I am trying to calculate the first chern class $c_1(K)$ of the canonical bundle $K = \Lambda^n(T^*\mathbb{CP}^n)^{1,0}$, where my definition of the first chern class is $c_1(K)=\frac{i}{2\pi}[F(A)] \in H^2_{dR}(\mathbb{CP}^n)$ for any connection $A$ and its curvature $F(A)$.
First, we know $K = O(-n-1)$. Cover $X=\mathbb{CP}^n$ by $U_i$, the affine patch with nonzero $i$'th coordinate. We define $h_i = (1+\sum_{j \neq i} |z_j/z_i|^2)^{-n-1}$, which patch together to give a fibrewise Hermitian inner product on $O(-n-1)$. i.e., under the trivialization $U_i$, if $e_i$ is the section corresponding to $1 \in \mathbb{C}$, and $h=|e_i|^2$, then by direct calculation $|s_ie_i|^2=|s_je_j|^2$ for all sections $s_i$, where $s_j = (z_j/z_i)^{n+1} s_i$ are the transition functions of $O(-n-1)$.

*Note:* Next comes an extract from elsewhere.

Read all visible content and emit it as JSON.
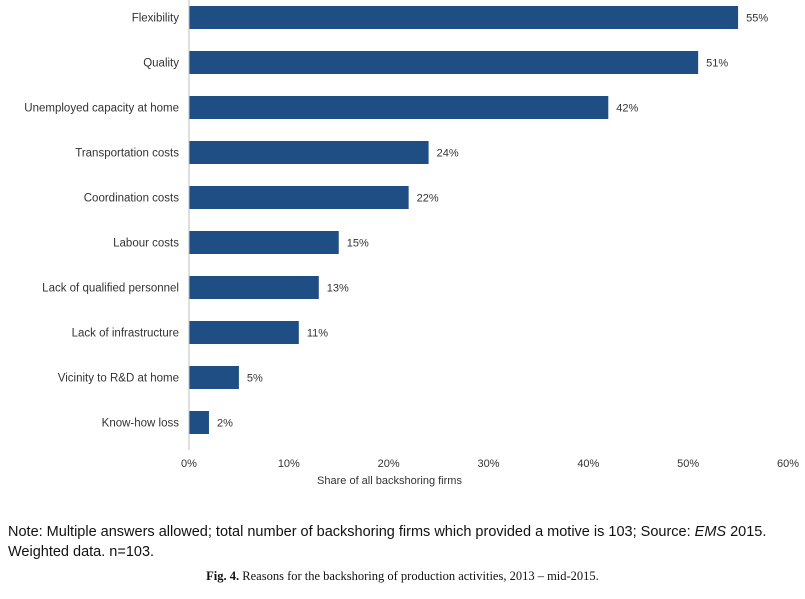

Then we know that $A = \partial \log h$ patches together to give a connection, and hence $\frac{i}{2\pi}F(A) = \frac{i}{2\pi}\bar{\partial}\partial \log h \in \Lambda^{1,1}T^*X$ gives a representative of $c_1$. Note that the Fubini-study form is $\omega|_{U_i} = \frac{i}{2\pi} \partial \bar{\partial} \log (1+\sum_{j\neq i} |z_j/z_i|^2)$, so we see that $\frac{i}{2\pi}F(A) = (n+1) \omega$ (using $\partial \bar{\partial} = -\bar{\partial}\partial$). Hence, $c_1(K)$ can be represented by a positive (1,1)-form, since $\omega$ is a positive (1,1)-form.

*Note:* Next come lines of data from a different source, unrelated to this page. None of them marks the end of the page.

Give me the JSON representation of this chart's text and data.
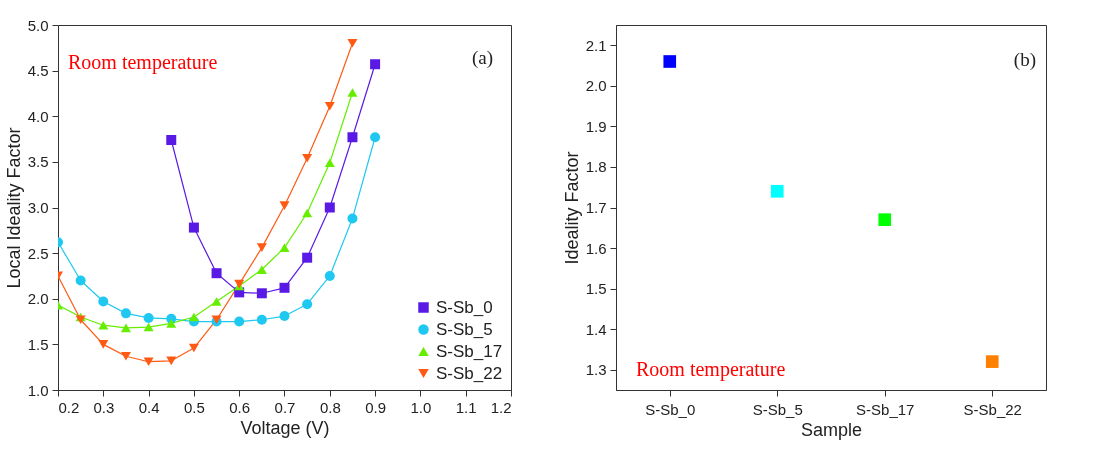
{
  "chart_data": [
    {
      "type": "line",
      "xlabel": "Voltage (V)",
      "ylabel": "Local Ideality Factor",
      "annotations": [
        "Room temperature",
        "(a)"
      ],
      "xlim": [
        0.2,
        1.2
      ],
      "ylim": [
        1.0,
        5.0
      ],
      "xticks": [
        0.2,
        0.3,
        0.4,
        0.5,
        0.6,
        0.7,
        0.8,
        0.9,
        {
          "value": 1,
          "label": "1.0"
        },
        1.1,
        1.2
      ],
      "yticks": [
        {
          "value": 1,
          "label": "1.0"
        },
        1.5,
        {
          "value": 2,
          "label": "2.0"
        },
        2.5,
        {
          "value": 3,
          "label": "3.0"
        },
        3.5,
        {
          "value": 4,
          "label": "4.0"
        },
        4.5,
        {
          "value": 5,
          "label": "5.0"
        }
      ],
      "grid": false,
      "legend": "bottom right",
      "series": [
        {
          "name": "S-Sb_0",
          "color": "#5a1ae6",
          "marker": "square",
          "x": [
            0.45,
            0.5,
            0.55,
            0.6,
            0.65,
            0.7,
            0.75,
            0.8,
            0.85,
            0.9
          ],
          "values": [
            3.74,
            2.78,
            2.28,
            2.07,
            2.06,
            2.12,
            2.45,
            3.0,
            3.77,
            4.57
          ]
        },
        {
          "name": "S-Sb_5",
          "color": "#1ec8f0",
          "marker": "circle",
          "x": [
            0.2,
            0.25,
            0.3,
            0.35,
            0.4,
            0.45,
            0.5,
            0.55,
            0.6,
            0.65,
            0.7,
            0.75,
            0.8,
            0.85,
            0.9
          ],
          "values": [
            2.62,
            2.2,
            1.97,
            1.84,
            1.79,
            1.78,
            1.75,
            1.75,
            1.75,
            1.77,
            1.81,
            1.94,
            2.25,
            2.88,
            3.77
          ]
        },
        {
          "name": "S-Sb_17",
          "color": "#66ee00",
          "marker": "triangle",
          "x": [
            0.2,
            0.25,
            0.3,
            0.35,
            0.4,
            0.45,
            0.5,
            0.55,
            0.6,
            0.65,
            0.7,
            0.75,
            0.8,
            0.85
          ],
          "values": [
            1.93,
            1.8,
            1.71,
            1.68,
            1.69,
            1.73,
            1.8,
            1.97,
            2.14,
            2.32,
            2.56,
            2.94,
            3.49,
            4.26
          ]
        },
        {
          "name": "S-Sb_22",
          "color": "#ff5a14",
          "marker": "triangle-down",
          "x": [
            0.2,
            0.25,
            0.3,
            0.35,
            0.4,
            0.45,
            0.5,
            0.55,
            0.6,
            0.65,
            0.7,
            0.75,
            0.8,
            0.85
          ],
          "values": [
            2.25,
            1.77,
            1.5,
            1.37,
            1.31,
            1.32,
            1.46,
            1.77,
            2.16,
            2.56,
            3.02,
            3.54,
            4.11,
            4.8
          ]
        }
      ]
    },
    {
      "type": "scatter",
      "xlabel": "Sample",
      "ylabel": "Ideality Factor",
      "annotations": [
        "Room temperature",
        "(b)"
      ],
      "categories": [
        "S-Sb_0",
        "S-Sb_5",
        "S-Sb_17",
        "S-Sb_22"
      ],
      "values": [
        2.06,
        1.74,
        1.67,
        1.32
      ],
      "colors": [
        "#0000ff",
        "#00ffff",
        "#00ff00",
        "#ff8000"
      ],
      "marker": "square",
      "ylim": [
        1.25,
        2.15
      ],
      "yticks": [
        1.3,
        1.4,
        1.5,
        1.6,
        1.7,
        1.8,
        1.9,
        {
          "value": 2,
          "label": "2.0"
        },
        2.1
      ],
      "grid": false,
      "legend": false
    }
  ]
}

However, I was expecting that $c_1(X) = -c_1(K)$ can be represented by a positive $(1,1)$ form (i.e., $\mathbb{CP}^n$ is a Fano manifold) instead, which contradicts the above.
(A real (1,1) form $\omega$ is a positive if $-i\omega(a,\bar{a}) >0$ for all nonzero $a \in T^{1,0}X$.)
What's the mistake in this argument?